The approval of a four month, 24-hour oil drilling operation on Stewart Island has horrified some residents who claims it will destroy a move towards eco-tourism spanning two decades.
Yesterday the Southland District Council (SDC) granted New Zealand-owned Greymouth Petroleum Ltd consent to carry out petroleum exploration and to drill a well site on private land on Horseshoe Bay Rd.
The non-notified resource consent, which allows for 24-hour drilling operations, temporary buildings and minor earthworks, has angered some residents who claim they were shut out of decision making.
SDC senior resource management planner Jennifer Green, in a press release, said the council had received written approval for the drilling from all adjoining landowners and occupiers.
The ODT understands this includes nine affected landowners as well as Te Runanga o Ngai Tahu and Te Ao Marama. Contacted landowners declined to comment yesterday.
Greymouth Petroleum Ltd also declined to comment to media yesterday, but the Otago Daily Times understands drilling at the former quarry could begin as soon as next week.
Stewart Island resident Dr Britt Moore said she was appalled by the "crazy" non-notified decision, which had angered many of the 380-strong island population.
"The lack of public input is disgraceful. We were never even given a chance to fight against it."
A petition would be made available at the local RSA hall tomorrow, with support from the Green Party and Greenpeace likely to result in protest action.
Earlier this week Dr Moore, who owns Stewart Island Spa, spoke to residents going to the local store about the proposal, and found at least 80 residents in opposition - with more expected.
The former Unesco World Heritage Centre employee said this move would effectively destroy any long-held ambition of making the island a world heritage site.
"It is established all over the world that fossil fuel drilling ruins eco-tourism."
Since the fishing quota system was introduced in 1989, the SDC had helped the island's population "transition from a fishing economy to an eco-tourism economy".
Stewart Island Community Board chairman Jon Spraggon said the board was supportive of the initial "one-off well, and then the whole thing would be re-evaluated".
A spokeswoman for John Key said the Prime Minister had "consistently said that if New Zealanders want to have better jobs and better incomes, we should be exploring the natural resources we have".
"However, economic benefits must be balanced with environmental protection."
As part of its consent Greymouth Petroleum had been given 13 conditions to comply with - including putting the land back to its original state, and after its consent expires would "go through a rigorous consent process again if they want to drill any further wells".
"Legitimate exploration work can benefit the New Zealand economy and this government will encourage that, as long as environmental protections are in place," the spokeswoman added.
However Green Party mining spokesperson Catherine Delahunty said the Government was failing to protect areas of natural beauty and this was a "threat to our economically valuable clean, green image".
According to a 2007 permit, for an on and offshore Great South Basin block around the Southland coast, the company had until the end of this month to "drill or drop" the application.

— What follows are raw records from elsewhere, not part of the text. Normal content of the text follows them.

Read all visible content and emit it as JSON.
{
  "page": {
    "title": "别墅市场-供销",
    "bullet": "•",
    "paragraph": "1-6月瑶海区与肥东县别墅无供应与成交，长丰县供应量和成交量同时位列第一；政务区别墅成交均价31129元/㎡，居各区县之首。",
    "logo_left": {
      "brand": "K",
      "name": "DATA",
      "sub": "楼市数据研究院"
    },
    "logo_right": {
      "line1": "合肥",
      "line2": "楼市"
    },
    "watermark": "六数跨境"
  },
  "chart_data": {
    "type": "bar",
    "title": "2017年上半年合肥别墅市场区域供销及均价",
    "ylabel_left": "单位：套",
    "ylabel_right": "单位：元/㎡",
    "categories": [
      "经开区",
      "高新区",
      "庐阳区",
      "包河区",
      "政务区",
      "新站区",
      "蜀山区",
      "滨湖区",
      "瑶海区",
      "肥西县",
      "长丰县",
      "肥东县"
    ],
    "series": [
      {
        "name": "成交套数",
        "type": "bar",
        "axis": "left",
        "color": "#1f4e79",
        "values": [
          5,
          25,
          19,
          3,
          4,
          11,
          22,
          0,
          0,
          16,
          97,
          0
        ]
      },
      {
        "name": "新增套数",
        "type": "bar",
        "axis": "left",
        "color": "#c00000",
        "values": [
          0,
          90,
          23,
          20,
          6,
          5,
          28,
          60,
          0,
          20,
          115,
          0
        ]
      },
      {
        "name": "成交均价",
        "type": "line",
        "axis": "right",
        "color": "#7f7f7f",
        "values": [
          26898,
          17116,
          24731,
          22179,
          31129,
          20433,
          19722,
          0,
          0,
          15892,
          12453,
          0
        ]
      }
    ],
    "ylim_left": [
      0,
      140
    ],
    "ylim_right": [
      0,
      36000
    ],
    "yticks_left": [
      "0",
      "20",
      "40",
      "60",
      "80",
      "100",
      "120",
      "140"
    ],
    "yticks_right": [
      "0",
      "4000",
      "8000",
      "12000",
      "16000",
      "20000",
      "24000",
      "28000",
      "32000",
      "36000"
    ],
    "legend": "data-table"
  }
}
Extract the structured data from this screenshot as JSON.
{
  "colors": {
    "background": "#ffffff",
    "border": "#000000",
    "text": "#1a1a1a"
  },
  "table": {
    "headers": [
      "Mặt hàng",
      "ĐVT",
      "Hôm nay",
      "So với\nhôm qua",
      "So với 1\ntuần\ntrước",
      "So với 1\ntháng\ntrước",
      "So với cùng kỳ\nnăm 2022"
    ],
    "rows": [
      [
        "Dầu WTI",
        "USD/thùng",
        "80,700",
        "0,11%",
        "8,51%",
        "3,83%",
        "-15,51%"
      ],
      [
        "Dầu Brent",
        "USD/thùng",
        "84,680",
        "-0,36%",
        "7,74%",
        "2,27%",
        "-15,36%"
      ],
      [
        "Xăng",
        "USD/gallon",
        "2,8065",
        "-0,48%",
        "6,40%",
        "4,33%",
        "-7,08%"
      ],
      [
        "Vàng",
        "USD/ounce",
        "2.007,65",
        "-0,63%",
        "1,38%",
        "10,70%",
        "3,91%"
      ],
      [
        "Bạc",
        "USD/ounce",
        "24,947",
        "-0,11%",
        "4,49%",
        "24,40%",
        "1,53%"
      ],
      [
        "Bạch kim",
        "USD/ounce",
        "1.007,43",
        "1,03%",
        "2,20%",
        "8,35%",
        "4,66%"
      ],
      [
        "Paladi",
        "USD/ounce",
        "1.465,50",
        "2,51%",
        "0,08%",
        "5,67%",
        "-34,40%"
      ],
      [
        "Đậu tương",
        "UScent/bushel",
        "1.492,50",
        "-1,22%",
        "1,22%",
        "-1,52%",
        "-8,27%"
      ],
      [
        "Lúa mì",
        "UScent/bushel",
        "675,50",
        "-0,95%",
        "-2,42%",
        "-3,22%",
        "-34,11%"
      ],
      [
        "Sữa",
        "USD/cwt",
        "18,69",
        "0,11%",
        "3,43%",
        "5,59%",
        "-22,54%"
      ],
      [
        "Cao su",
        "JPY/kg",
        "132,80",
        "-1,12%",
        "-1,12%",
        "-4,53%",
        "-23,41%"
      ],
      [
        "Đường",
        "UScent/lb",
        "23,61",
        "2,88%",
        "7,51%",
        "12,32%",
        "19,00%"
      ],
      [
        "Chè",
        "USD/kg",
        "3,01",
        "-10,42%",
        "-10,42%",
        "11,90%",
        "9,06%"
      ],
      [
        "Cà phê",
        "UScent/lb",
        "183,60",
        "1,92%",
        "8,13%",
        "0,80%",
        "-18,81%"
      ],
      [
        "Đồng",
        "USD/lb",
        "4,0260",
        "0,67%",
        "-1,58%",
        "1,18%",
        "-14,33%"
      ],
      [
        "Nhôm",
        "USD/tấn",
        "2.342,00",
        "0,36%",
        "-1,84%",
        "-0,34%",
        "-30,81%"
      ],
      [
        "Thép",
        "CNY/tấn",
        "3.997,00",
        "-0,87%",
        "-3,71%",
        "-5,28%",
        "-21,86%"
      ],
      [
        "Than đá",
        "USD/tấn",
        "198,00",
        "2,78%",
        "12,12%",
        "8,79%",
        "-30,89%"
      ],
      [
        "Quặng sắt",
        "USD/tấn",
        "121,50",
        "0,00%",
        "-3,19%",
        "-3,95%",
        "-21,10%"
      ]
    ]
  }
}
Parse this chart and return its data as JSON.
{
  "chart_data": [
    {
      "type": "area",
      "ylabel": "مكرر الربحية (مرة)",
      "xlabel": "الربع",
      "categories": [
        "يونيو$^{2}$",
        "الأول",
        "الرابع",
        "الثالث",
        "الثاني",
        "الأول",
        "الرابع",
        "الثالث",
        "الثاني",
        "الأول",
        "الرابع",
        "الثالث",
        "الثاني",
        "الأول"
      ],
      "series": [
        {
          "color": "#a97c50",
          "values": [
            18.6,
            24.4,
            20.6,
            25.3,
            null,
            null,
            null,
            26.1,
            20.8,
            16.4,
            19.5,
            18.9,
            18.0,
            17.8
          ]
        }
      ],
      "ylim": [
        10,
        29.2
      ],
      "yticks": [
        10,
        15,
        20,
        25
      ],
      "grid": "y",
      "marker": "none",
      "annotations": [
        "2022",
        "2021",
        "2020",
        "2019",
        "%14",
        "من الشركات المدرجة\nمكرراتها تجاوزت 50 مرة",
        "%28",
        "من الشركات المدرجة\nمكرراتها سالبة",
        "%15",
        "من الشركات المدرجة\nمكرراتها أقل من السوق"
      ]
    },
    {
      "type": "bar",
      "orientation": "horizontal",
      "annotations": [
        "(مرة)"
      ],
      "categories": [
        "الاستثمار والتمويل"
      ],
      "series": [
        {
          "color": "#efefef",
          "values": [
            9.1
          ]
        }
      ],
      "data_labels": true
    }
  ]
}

A Department of Conservation (DoC) spokeswoman said Stewart Island staff had checked the former quarry site and were satisfied there were no protected species at the site.
Southland District Council Mayor Frana Cardno declined to comment until she knew more about the consent.
The regional council, Environment Southland, was yet to grant consent for the project with a decision expected within a week.
The Great South Basin has not been drilled since Hunt Petroleum sank eight test wells in the 1970s and '80s.